Beijing pada masa kini sudah mengumumkan langkah-langkah “anti-dumping” yang mana berusaha mencapai barang-barang yang mana diimpor dari UE.
Tindakan sementara ini akan mulai berlaku pada hari Jumat, dengan tarif berkisar antara 30,6 persen hingga 39,0 persen.
Menurut Kementerian Perdagangan China, tindakan ini diambil menyusul investigasi yang mana menemukan bidang di negeri terancam oleh impor Eropa.
Langkah-langkah proteksi ini mirip dengan tindakan yang dimaksud diambil pada Eropa dan juga Amerika Serikat, di dalam mana pemerintah khawatir lapangan usaha otomotif lokal merekan akan dirugikan oleh pembuangan kendaraan listrik diskon dari China.
Mereka menyatakan bahwa China dengan tegas menentang praktik proteksionis UE yang tersebut bukan adil, bukan patuh, dan juga tak masuk akal.
Menurut China, tindakan yang disebutkan melanggar aturan Organisasi Perdagangan Global (WTO) serta tiada akan menyelesaikan kesulitan apa pun.
Selain itu, juru bicara yang disebutkan memberi peringatan bahwa China akan mengambil segala tindakan untuk melindungi kepentingan perusahaan China.
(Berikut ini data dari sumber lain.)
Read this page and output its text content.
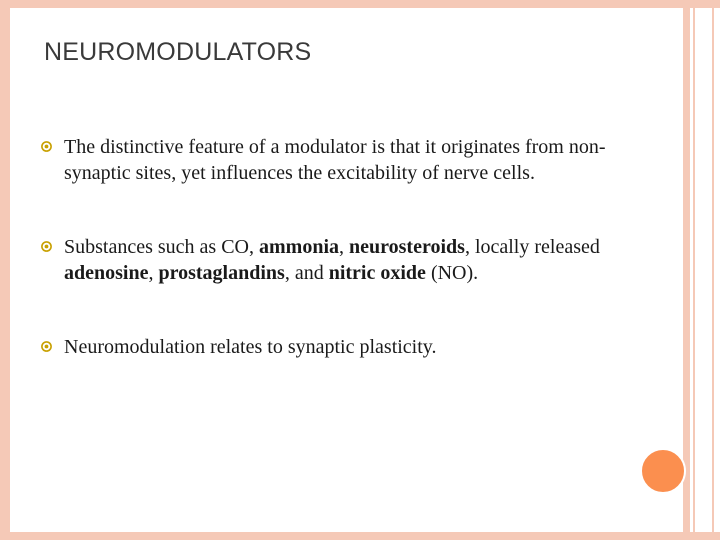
NEUROMODULATORS
The distinctive feature of a modulator is that it originates from non-synaptic sites, yet influences the excitability of nerve cells.
Substances such as CO, ammonia, neurosteroids, locally released adenosine, prostaglandins, and nitric oxide (NO).
Neuromodulation relates to synaptic plasticity.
Tak belaka itu, China juga sedang mempertimbangkan tindakan terhadap impor daging babi dan juga barang susu dari Eropa yang dimaksud penyelidikannya masih berlangsung.
China berjanji akan mengambil tindakan yang mana obyektif serta adil berdasarkan hasil penyelidikan.
Yang mengkhawatirkan, China juga mempertimbangkan langkah untuk meninggikan tarif impor kendaraan berbahan bakar bertenaga tinggi, yang dimaksud akan berdampak pada perusahaan otomotif Jerman serta Italia.
Langkah ini jelas menggambarkan meningkatnya ketegangan perdagangan antara China juga Eropa dapat berdampak besar pada lapangan usaha otomotif global.